This study reminds me of another recent finding - that humans are not as resilient to stress as previously thought.
People Are A Lot Less Resilient To Stress Than Originally Thought
Ray Peat stated in his interview with herb doctors that the lower your social status is the harder it is to get out of learned helplessness. But it only took an experience in seeing someone else escape to give the energy to mobilized.
Working hard to score a long hours but high pay job in a highly stressful bureaucracy is a bad plan, duh. Probably over 90% of paths to high income amount to prostrating yourself to one sort of corporate bureaucratic racket or another, and working crazy hours is usually part of the hazing ritual to even join the club, let alone advance.
"Type A's with a lot of internal drive will find stress I think even when there doesn't necessarily have to be.

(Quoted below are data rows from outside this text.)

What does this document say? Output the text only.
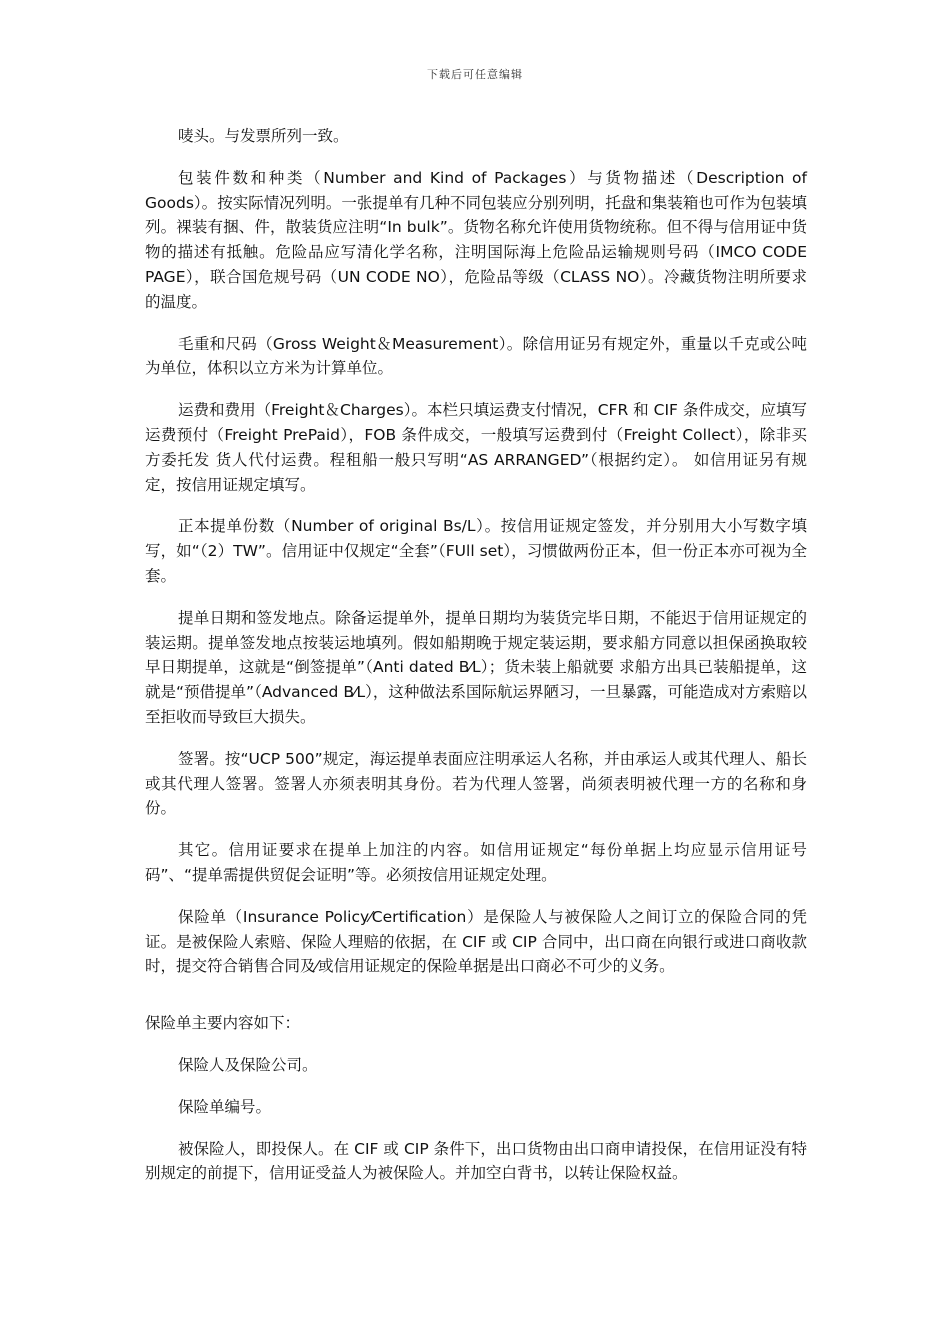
下载后可任意编辑

唛头。与发票所列一致。

包装件数和种类（Number and Kind of Packages）与货物描述（Description of Goods）。按实际情况列明。一张提单有几种不同包装应分别列明，托盘和集装箱也可作为包装填列。裸装有捆、件，散装货应注明“In bulk”。货物名称允许使用货物统称。但不得与信用证中货物的描述有抵触。危险品应写清化学名称，注明国际海上危险品运输规则号码（IMCO CODE PAGE），联合国危规号码（UN CODE NO），危险品等级（CLASS NO）。冷藏货物注明所要求的温度。

毛重和尺码（Gross Weight＆Measurement）。除信用证另有规定外，重量以千克或公吨为单位，体积以立方米为计算单位。

运费和费用（Freight＆Charges）。本栏只填运费支付情况，CFR 和 CIF 条件成交，应填写运费预付（Freight PrePaid），FOB 条件成交，一般填写运费到付（Freight Collect），除非买方委托发 货人代付运费。程租船一般只写明“AS ARRANGED”（根据约定）。 如信用证另有规定，按信用证规定填写。

正本提单份数（Number of original Bs/L）。按信用证规定签发，并分别用大小写数字填写，如“（2）TW”。信用证中仅规定“全套”（FUll set），习惯做两份正本，但一份正本亦可视为全套。

提单日期和签发地点。除备运提单外，提单日期均为装货完毕日期，不能迟于信用证规定的装运期。提单签发地点按装运地填列。假如船期晚于规定装运期，要求船方同意以担保函换取较早日期提单，这就是“倒签提单”（Anti dated B⁄L）；货未装上船就要 求船方出具已装船提单，这就是“预借提单”（Advanced B⁄L），这种做法系国际航运界陋习，一旦暴露，可能造成对方索赔以至拒收而导致巨大损失。

签署。按“UCP 500”规定，海运提单表面应注明承运人名称，并由承运人或其代理人、船长或其代理人签署。签署人亦须表明其身份。若为代理人签署，尚须表明被代理一方的名称和身份。

其它。信用证要求在提单上加注的内容。如信用证规定“每份单据上均应显示信用证号码”、“提单需提供贸促会证明”等。必须按信用证规定处理。

保险单（Insurance Policy⁄Certification）是保险人与被保险人之间订立的保险合同的凭证。是被保险人索赔、保险人理赔的依据，在 CIF 或 CIP 合同中，出口商在向银行或进口商收款时，提交符合销售合同及⁄或信用证规定的保险单据是出口商必不可少的义务。

保险单主要内容如下：

保险人及保险公司。

保险单编号。

被保险人，即投保人。在 CIF 或 CIP 条件下，出口货物由出口商申请投保，在信用证没有特别规定的前提下，信用证受益人为被保险人。并加空白背书，以转让保险权益。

Probably the single most important thing you can get your kids is their peer group in their teens. There's tons of research on this. You want teens around smart and cultured and competitive people. Your kids turned out fine, but they'd probably be doing much better had they gone to Phillips Academy (for argument's sake).
Maragert Thathcher turned world economies into a rigged casino.
Interesting, I guess I can see that.
My situation was the EXACT opposite. I grew up in a very wealthy neighborhood, but as an adult I could not afford to live in my own home town, nor would I want to. The rampant materialism and display of wealth was/is still vile, in my opinion. I happily left for "greener (cheaper) pastures"....I would never want to raise my kids the way I was raised. My parents were gone, always...too busy. Working. Striving for the Almighty Dollar. Out to lunch. Pre-occupied. No time. Not interested.
I bought acreage originally and started a little farm, but divorce forced me to move to town. Certainly not ideal and definitely not my part of my plan, but you know somehow the kids turned out okay, despite the stress, poverty and poor diet.
Took a helluva a toll on me tho....but sitting here writing this, I am realizing that I don't have learned helplessness.
NB Interestingly Margaret Thatchers children , ohh dear,,, well less said,, no loving mother around during the critical early years?? I think she had definite borderline traits.
Ray Peat in his book Generative Energy talked about the difference between status living and "full" living.